Mohammed V et sa famille ne passeront pas l’Aid El Kebir, comme prévu, dans le Palais Royal de Rabat.

La veille, le 20 août, un avion DC3 s’embarque pour Ajaccio en Corse.

Il atterrit aux alentours de 22h à l’aérodrome de Campo del'Oro, à son bord le sultan Sidi  Mohammed Ben Youssef et le prince héritier Moulay El Hassan.

Le reste de la famille et une partie de la suite du sultan sont aussi du voyage.


Le déplacement n’a rien d’une promenade de santé.

L’avion  militaire accueille, en général, les parachutistes de l’armée française, le confort y est spartiate et la famille royale n’a à sa disposition que des banquettes en métal, un coussin d’aviateur et deux couvertures militaires.

Les voyageurs ne s’en formalisent pas. Ils sont rongés d’inquiètude sur le sort qui leur sera réservé.

Il faut dire que quelques heures plus tôt, dans la capitale du Royaume des engins blindés avaient encerclé le Palais.

Et c’est un général Guillaume, résident général de la France au Maroc, l’arme aux poings qui annonce au sultan sa destitution, faute d’avoir obtenu l’abdication du sultan.
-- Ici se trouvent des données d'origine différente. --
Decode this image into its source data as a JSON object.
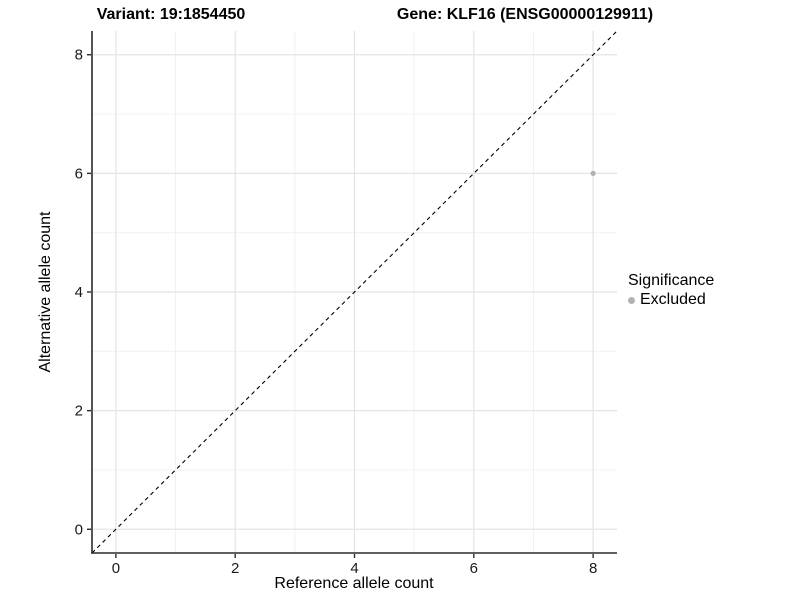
{
  "titles": {
    "variant": "Variant: 19:1854450",
    "gene": "Gene: KLF16 (ENSG00000129911)"
  },
  "legend": {
    "title": "Significance",
    "items": [
      {
        "label": "Excluded",
        "color": "#b2b2b2"
      }
    ]
  },
  "colors": {
    "point": "#b2b2b2",
    "grid_major": "#e4e4e4",
    "grid_minor": "#f0f0f0",
    "axis_line": "#2b2b2b",
    "reference_line": "#000000",
    "text": "#000000"
  },
  "chart_data": {
    "type": "scatter",
    "title": "Variant: 19:1854450    Gene: KLF16 (ENSG00000129911)",
    "xlabel": "Reference allele count",
    "ylabel": "Alternative allele count",
    "xlim": [
      -0.4,
      8.4
    ],
    "ylim": [
      -0.4,
      8.4
    ],
    "x_ticks": [
      0,
      2,
      4,
      6,
      8
    ],
    "y_ticks": [
      0,
      2,
      4,
      6,
      8
    ],
    "x_minor_ticks": [
      1,
      3,
      5,
      7
    ],
    "y_minor_ticks": [
      1,
      3,
      5,
      7
    ],
    "grid": "major+minor",
    "legend_position": "right",
    "legend_title": "Significance",
    "series": [
      {
        "name": "Excluded",
        "color": "#b2b2b2",
        "points": [
          {
            "x": 8,
            "y": 6
          }
        ]
      }
    ],
    "reference_line": {
      "equation": "y = x",
      "style": "dashed",
      "color": "#000000"
    }
  }
}
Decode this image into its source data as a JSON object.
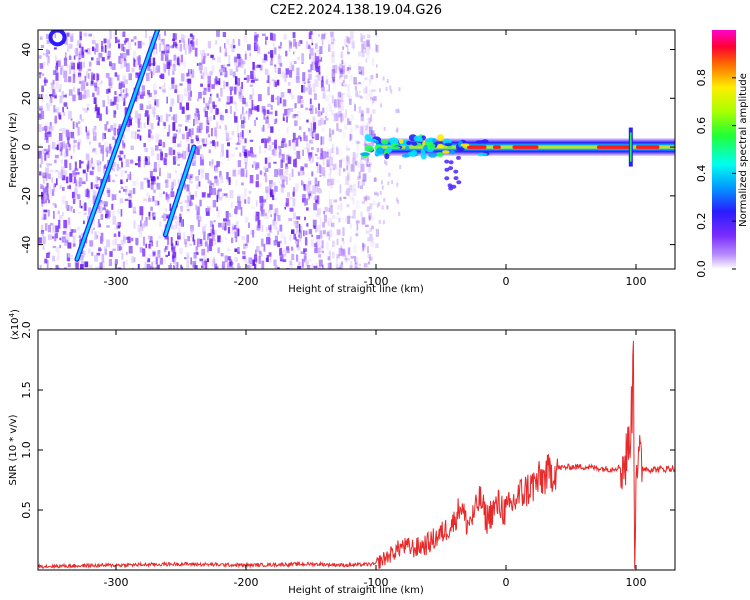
{
  "title": "C2E2.2024.138.19.04.G26",
  "colors": {
    "snr_line": "#e8292a",
    "spectrogram_background": "#ffffff",
    "noise_violet": "#8a3cff",
    "axis": "#000000"
  },
  "chart_data": [
    {
      "type": "heatmap",
      "title": "C2E2.2024.138.19.04.G26",
      "xlabel": "Height of straight line (km)",
      "ylabel": "Frequency (Hz)",
      "xlim": [
        -360,
        130
      ],
      "ylim": [
        -50,
        48
      ],
      "xticks": [
        -300,
        -200,
        -100,
        0,
        100
      ],
      "yticks": [
        -40,
        -20,
        0,
        20,
        40
      ],
      "colorbar": {
        "label": "Normalized spectral amplitude",
        "range": [
          0.0,
          1.0
        ],
        "ticks": [
          "0.0",
          "0.2",
          "0.4",
          "0.6",
          "0.8"
        ],
        "colormap": "rainbow (violet → blue → cyan → green → yellow → red → magenta)"
      },
      "features": [
        {
          "name": "noise_region",
          "x_range": [
            -360,
            -100
          ],
          "y_range": [
            -50,
            48
          ]
        },
        {
          "name": "carrier_band",
          "x_range": [
            -100,
            130
          ],
          "frequency_hz": 0,
          "peak_amplitude": 0.9
        },
        {
          "name": "streak",
          "from": [
            -330,
            -46
          ],
          "to": [
            -268,
            48
          ]
        },
        {
          "name": "streak",
          "from": [
            -262,
            -36
          ],
          "to": [
            -240,
            0
          ]
        },
        {
          "name": "transient",
          "x": 96,
          "y_range": [
            -8,
            8
          ]
        }
      ]
    },
    {
      "type": "line",
      "xlabel": "Height of straight line (km)",
      "ylabel": "SNR (10 * v/v)",
      "y_multiplier": "(x10^4)",
      "xlim": [
        -360,
        130
      ],
      "ylim": [
        0,
        2.0
      ],
      "xticks": [
        -300,
        -200,
        -100,
        0,
        100
      ],
      "yticks": [
        0.5,
        1.0,
        1.5,
        2.0
      ],
      "series": [
        {
          "x": [
            -360,
            -300,
            -250,
            -200,
            -150,
            -120,
            -100,
            -90,
            -80,
            -70,
            -60,
            -50,
            -40,
            -35,
            -30,
            -25,
            -20,
            -15,
            -10,
            -5,
            0,
            10,
            20,
            30,
            40,
            50,
            60,
            70,
            80,
            88,
            92,
            95,
            97,
            98,
            99,
            100,
            102,
            105,
            110,
            120,
            130
          ],
          "y": [
            0.03,
            0.04,
            0.05,
            0.04,
            0.05,
            0.04,
            0.05,
            0.12,
            0.2,
            0.18,
            0.22,
            0.3,
            0.4,
            0.55,
            0.38,
            0.45,
            0.6,
            0.42,
            0.5,
            0.55,
            0.48,
            0.62,
            0.7,
            0.78,
            0.85,
            0.86,
            0.86,
            0.85,
            0.84,
            0.86,
            0.9,
            1.1,
            1.35,
            2.0,
            0.05,
            0.9,
            0.92,
            0.85,
            0.84,
            0.84,
            0.85
          ]
        }
      ]
    }
  ]
}
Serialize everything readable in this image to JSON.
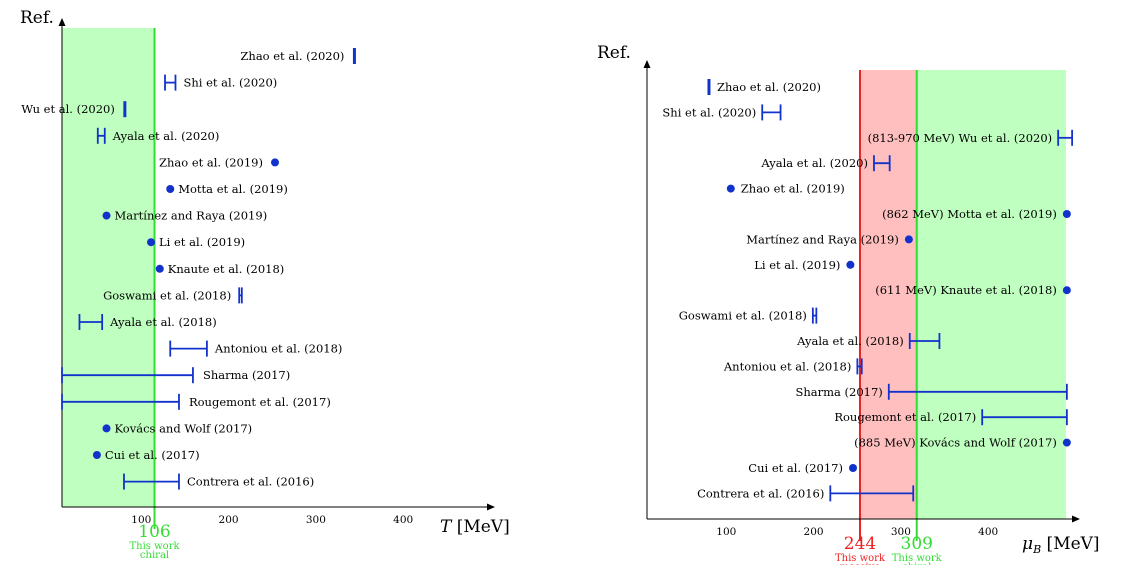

Les relations, entre le sultan et les autorités du protectorat, s’étaient envenimées depuis plusieurs mois déjà.

Mohammed V, refusant de désavouer l’Istiqlal, mouvement fougueux, porteur de revendications nationalistes de plus en plus fortes, et ne désapprouvant pas officiellement les violences à l’encontre des colons et des intérêts français dans le pays. La décision a un effet immédiat, preuve, s’il en est, que les autorités françaises n’avaient aucune intention de négocier.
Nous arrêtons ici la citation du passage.